Mas não se trata aqui de uma repetição. O filme é mais complexo, traçando caminho próprio ao inverter algumas peças e encaixar boa parte delas somente no final, com um acúmulo de informações que pode deixar o espectador atordoado. Não por conter reviravoltas mirabolantes, e sim por revelar novas e interessantes camadas.

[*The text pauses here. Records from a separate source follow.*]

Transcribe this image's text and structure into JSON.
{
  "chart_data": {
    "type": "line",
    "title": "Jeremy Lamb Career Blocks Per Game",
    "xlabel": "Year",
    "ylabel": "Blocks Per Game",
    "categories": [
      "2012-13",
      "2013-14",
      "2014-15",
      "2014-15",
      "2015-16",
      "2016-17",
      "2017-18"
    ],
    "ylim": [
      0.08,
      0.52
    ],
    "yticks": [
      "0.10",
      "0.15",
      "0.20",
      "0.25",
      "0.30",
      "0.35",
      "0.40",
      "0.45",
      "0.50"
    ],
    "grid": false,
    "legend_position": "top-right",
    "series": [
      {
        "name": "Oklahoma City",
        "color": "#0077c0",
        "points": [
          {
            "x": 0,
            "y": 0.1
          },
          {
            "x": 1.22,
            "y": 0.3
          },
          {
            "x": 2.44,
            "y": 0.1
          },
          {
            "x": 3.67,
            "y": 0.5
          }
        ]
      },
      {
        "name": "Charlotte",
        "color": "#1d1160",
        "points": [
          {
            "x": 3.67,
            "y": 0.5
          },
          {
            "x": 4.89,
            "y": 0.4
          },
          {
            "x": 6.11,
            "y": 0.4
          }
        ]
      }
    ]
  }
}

A cena inicial mostra um garoto autista completando a última peça de um quebra-cabeça, recurso que não é exibido por acaso, sintetizando a própria narrativa. Como no jogo, o que está “espalhado na mesa” dá pistas da imagem a ser formada, mas sempre há detalhes que, no desfecho, nos surpreendem de alguma forma. 

Ambiguidade
Enigmático, de poucas palavras e traumatizado por acontecimentos do passado relacionados à família, o personagem de Ben Affleck (o garoto do começo, que se transforma num contador que trabalha para criminosos) se esforça para controlar o próprio distúrbio.
Logo sabemos que está sendo investigado e procurado por uma agente que também possui um passado nebuloso. 

À medida que a trama avança, o filme parece se fechar em determinados aspectos. Um deles diz respeito à ambiguidade dos personagens. Todos têm uma dupla face, na linha tênue entre o bem e o mal, sempre cabendo uma dupla interpretação. 

A ligação de Christian (Affleck) com o pai, um oficial do Exército de estranhos métodos, também traz à tona a questão política, sobre “monstros” criados pelos americanos em situações extremas, como visto na franquia “Bourne”, além de justificar cada vez mais a espionagem tecnológica pelos mais diversos meios, quase banalizando-a.

Apesar de Affleck sempre se perder em personagens que exigem uma complexidade interior (vide o último Batman), sucumbindo diante do talento e versatilidade de Anna Kendrick, na pele da mocinha, o desempenho dele não compromete a narrativa, que repentinamente parece abrir uma segunda parte ao apresentar novas nuances de todos os envolvidos.

Por falar em herói de quadrinhos, o último terço de “O Contador” traz características muito fortes desses enredos, como o defensor de causas nobres, o “chefe” de polícia que tem o papel de proteger esse “herói” e uma revelação final que deixa claro que ele não está sozinho nessas ações e que abre a possibilidade até para uma continuação.